Não basta incinerar grandes quantidades de drogas; ideal que os traficantes também fossem incinerados no mesmo forno.
Basta de rebotalhos humanos que matam sem dó nem piedade de suas vitimas e que quando são presos, continuam aterrorizando pessoas de dentro de suas masmorras; vide os golpes via celular que invariavelmente têm idosos e gente de boa índole, até mesmo ingênuos como vitimas desses canalhas que são dioturnamente sustentados pos todos nós.
Alhures, vivemos um período mais sangrento que aquele assinalado pela Revolução Francesa e tenho cá convicção que a banalização da vida pelos criminosos e a ineficiência do sistema permitem a morte de cidadãos sem qualquer referência aos valores do indigitado evento.
Mais que por idéias antagônicas, a morte é semeada nos dias atuais por quase nada, ou por nada.

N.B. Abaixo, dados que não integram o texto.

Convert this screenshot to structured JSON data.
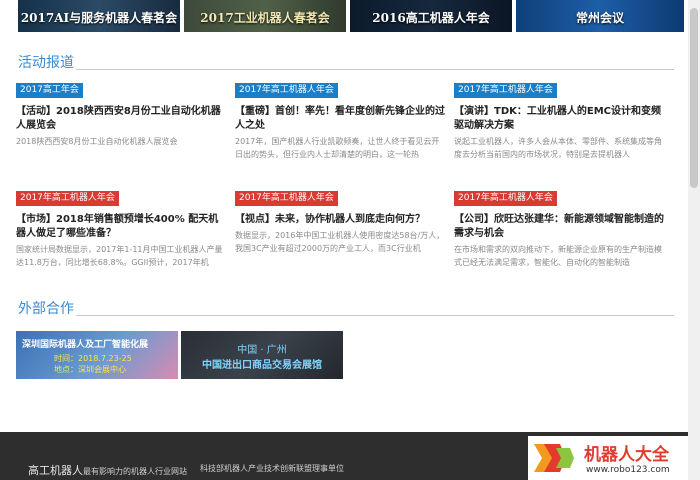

Chega de assistir gente como Guilherme de Padua e sua mulher, Paula Tomaz, rirem-se de todos e sairem da prisão com apenas uma fração da pena cumprida.
Quem viola a paz e repudia a sociedade não pode ser mantido e estimulado pela mesma que foi repudiada.
Não se trata de pagar o mal com o mal, mas e sobretudo combater o mal com o bem.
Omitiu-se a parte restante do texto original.